As illustrated in this graph, Series A reaches a plateau once the $25.0 million threshold is achieved. What is not illustrated, however, is what happens in scenarios where the company sells for a higher price, and it would be more beneficial for the Series A investor to forgo their rights as a preferred investor and convert to common. To estimate this threshold, we would want to know at what company value the Series A investor would convert in order for it to achieve a greater benefit. In this scenario, given that Series A stops receiving benefit at $25.0 million, they would want to convert once their pro rata interest as a common shareholder is greater than $25.0 million. The answer is to simply divide the $25.0 million threshold by their pro rata portion of the equity, which in these examples is 30.0%. Accordingly, the Series A investor would likely convert to common at any value greater than $83.3 million ($25.0 million / 30.0% = $83.3 million).
While the dilution to the founder or common shareholder is not as significant as that in scenario 1, issuing preferred shares with even a capped participation feature can greatly reduce the proceeds to common shareholders. Issuing preferred shares with no participation feature is one way to help reduce dilution as outlined in the following scenario.
In scenario 3, Series A receives a liquidation preference equal to their original investment of $10.0 million and then no longer receives any proceeds, since it is a non-participating preferred security. Proceeds above the $10.0 million liquidation preference are then distributed 100.0% to the founder. Given Series A has the ability to convert to common stock, however, the Series A investor would exercise their right to convert when proceeds from a liquidity event exceed their $10.0 million preference. Similar to the conversion calculation we performed in scenario 2, the Series A investor would convert to common stock at a company value of $33.3 million ($10.0 million / 30.0% = $33.3 million). At any liquidation value above this threshold, the Series A investor would now be a common shareholder and receive 30.0% of all proceeds, maximizing their return. The following chart illustrates how proceeds are allocated based on company values.
This chart illustrates how the Series A investor receives the same payout if Startup, Inc. liquidates for $10.0 million or $33.3 million, but then receives increased proceeds once the value of the company exceeds $33.3 million.
The following chart compares the proceeds resulting from the three scenarios:
It is not surprising to see that when preferred investors do not participate with common stock, the total return to the common shareholders is maximized and, in our example, the founder’s distribution totaled $49.0 million. Preferred stock that fully participates results in the least amount distributed to common shareholders. In our examples, the preferred investor did not receive any dividends, which is uncommon. Had the preferred investor received dividends, the proceeds received by the common shareholders would have been reduced even further under all scenarios.

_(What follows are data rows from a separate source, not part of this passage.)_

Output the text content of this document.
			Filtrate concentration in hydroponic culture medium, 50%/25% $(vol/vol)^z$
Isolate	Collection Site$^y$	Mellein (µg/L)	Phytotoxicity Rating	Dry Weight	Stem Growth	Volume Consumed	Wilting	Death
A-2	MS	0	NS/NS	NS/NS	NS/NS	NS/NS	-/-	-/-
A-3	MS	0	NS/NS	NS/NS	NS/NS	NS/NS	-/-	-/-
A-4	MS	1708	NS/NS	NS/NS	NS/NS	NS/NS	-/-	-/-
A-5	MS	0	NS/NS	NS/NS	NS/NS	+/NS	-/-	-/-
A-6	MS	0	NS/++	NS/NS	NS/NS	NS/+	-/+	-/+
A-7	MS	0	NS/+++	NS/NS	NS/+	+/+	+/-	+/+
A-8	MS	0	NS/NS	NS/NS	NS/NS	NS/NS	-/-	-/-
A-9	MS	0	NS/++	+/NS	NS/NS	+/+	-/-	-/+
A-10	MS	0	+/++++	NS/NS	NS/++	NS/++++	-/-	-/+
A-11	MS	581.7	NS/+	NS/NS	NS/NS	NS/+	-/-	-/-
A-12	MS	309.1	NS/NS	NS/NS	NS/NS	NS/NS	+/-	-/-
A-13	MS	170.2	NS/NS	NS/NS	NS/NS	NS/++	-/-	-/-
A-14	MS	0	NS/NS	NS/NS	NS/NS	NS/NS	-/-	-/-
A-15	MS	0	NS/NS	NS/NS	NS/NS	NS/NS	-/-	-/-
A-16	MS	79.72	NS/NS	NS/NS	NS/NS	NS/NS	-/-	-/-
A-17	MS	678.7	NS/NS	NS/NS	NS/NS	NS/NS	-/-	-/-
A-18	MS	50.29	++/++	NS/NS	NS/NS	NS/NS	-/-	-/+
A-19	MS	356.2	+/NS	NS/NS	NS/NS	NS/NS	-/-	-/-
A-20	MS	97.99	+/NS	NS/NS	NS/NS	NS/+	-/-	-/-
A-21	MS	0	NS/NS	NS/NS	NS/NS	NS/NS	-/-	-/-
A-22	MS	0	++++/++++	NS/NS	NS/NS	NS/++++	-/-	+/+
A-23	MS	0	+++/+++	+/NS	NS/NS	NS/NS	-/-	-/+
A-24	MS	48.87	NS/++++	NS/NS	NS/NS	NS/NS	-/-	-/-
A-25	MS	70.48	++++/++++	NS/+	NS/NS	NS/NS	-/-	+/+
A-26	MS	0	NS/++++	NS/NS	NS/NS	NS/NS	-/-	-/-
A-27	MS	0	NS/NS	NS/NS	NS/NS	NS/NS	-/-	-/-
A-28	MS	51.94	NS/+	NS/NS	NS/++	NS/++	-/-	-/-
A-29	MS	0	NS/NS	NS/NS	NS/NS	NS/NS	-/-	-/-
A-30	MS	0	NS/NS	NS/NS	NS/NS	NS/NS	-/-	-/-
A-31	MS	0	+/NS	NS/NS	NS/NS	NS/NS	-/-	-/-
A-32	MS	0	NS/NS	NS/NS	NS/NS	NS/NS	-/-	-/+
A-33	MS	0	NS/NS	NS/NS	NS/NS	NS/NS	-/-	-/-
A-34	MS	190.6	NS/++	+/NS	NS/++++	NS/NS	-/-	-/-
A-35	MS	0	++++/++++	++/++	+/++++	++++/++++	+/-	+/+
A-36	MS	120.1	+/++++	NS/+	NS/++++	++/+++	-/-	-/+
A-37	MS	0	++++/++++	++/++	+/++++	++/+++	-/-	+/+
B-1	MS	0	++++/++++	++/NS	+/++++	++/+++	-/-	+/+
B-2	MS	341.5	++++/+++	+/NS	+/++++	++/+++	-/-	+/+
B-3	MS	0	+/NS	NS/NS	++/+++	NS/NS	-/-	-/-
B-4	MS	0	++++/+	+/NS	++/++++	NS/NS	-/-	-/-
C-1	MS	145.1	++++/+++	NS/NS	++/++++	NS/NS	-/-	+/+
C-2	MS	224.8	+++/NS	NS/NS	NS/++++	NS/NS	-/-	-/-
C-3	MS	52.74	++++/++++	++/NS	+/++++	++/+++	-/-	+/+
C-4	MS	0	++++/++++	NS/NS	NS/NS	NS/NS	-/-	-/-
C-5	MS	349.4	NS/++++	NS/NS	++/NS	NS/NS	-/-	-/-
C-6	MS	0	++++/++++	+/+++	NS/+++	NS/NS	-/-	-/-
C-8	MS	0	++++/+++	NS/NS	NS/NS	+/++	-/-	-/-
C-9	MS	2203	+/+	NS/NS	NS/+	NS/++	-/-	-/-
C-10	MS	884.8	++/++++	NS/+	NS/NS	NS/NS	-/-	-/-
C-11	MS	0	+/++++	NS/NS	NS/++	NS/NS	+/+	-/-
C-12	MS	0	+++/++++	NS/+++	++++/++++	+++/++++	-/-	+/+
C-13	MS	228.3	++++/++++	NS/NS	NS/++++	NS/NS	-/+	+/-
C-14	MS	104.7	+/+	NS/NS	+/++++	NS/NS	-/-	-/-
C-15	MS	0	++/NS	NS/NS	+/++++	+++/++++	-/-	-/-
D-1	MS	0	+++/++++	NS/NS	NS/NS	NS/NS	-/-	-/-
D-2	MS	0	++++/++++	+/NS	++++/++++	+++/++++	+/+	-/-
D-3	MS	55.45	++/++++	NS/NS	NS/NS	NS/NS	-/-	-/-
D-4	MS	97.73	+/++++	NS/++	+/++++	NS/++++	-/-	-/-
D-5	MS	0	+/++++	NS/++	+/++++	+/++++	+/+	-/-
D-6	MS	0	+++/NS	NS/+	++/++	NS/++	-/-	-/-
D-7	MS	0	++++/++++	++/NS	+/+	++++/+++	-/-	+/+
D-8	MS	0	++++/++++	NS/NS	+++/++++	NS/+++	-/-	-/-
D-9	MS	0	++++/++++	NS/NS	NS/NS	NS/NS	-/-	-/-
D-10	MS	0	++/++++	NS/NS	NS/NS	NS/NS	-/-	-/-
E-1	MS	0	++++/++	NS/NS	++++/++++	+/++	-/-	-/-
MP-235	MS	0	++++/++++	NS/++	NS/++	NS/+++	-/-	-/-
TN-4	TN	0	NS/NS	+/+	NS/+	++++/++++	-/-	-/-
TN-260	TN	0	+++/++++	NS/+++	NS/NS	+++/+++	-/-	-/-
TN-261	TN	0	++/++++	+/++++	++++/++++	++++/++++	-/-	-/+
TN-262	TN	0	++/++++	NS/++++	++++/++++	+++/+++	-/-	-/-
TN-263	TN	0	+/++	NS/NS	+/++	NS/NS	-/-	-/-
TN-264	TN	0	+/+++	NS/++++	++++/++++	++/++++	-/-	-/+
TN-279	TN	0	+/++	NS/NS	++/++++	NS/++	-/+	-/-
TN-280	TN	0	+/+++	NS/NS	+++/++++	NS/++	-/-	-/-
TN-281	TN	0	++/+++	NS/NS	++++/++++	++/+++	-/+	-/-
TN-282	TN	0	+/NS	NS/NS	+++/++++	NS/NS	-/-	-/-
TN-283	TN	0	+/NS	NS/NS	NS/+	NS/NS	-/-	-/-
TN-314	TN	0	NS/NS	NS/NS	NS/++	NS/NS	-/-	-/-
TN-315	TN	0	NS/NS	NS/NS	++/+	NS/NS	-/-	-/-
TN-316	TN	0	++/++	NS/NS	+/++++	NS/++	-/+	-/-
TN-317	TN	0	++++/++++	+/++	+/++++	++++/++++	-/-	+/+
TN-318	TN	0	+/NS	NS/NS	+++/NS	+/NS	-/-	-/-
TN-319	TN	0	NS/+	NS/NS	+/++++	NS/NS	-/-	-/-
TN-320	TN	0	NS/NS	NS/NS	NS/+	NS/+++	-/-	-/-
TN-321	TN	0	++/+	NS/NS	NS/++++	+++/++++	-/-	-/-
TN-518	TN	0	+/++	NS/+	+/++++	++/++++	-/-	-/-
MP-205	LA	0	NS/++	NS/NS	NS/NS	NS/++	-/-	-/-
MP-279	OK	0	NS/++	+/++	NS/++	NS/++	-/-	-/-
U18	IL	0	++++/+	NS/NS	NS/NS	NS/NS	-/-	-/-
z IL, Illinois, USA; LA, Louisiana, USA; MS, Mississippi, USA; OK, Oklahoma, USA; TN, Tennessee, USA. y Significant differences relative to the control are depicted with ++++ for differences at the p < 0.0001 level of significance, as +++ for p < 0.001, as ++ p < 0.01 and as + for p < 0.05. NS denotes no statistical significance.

Even when preferred stock does not participate as common stock, but has the ability to convert to common stock, the common shareholders are still forgoing their full potential. In order to fully mitigate any dilution, you would be best served to issue preferred stock with no participation or conversion features. This type of preferred instrument would be similar to that of a debt instrument in that once liquidation is achieved, only the initial investment and dividends are paid to the preferred investors, allowing the common shareholders to benefit from all the upside.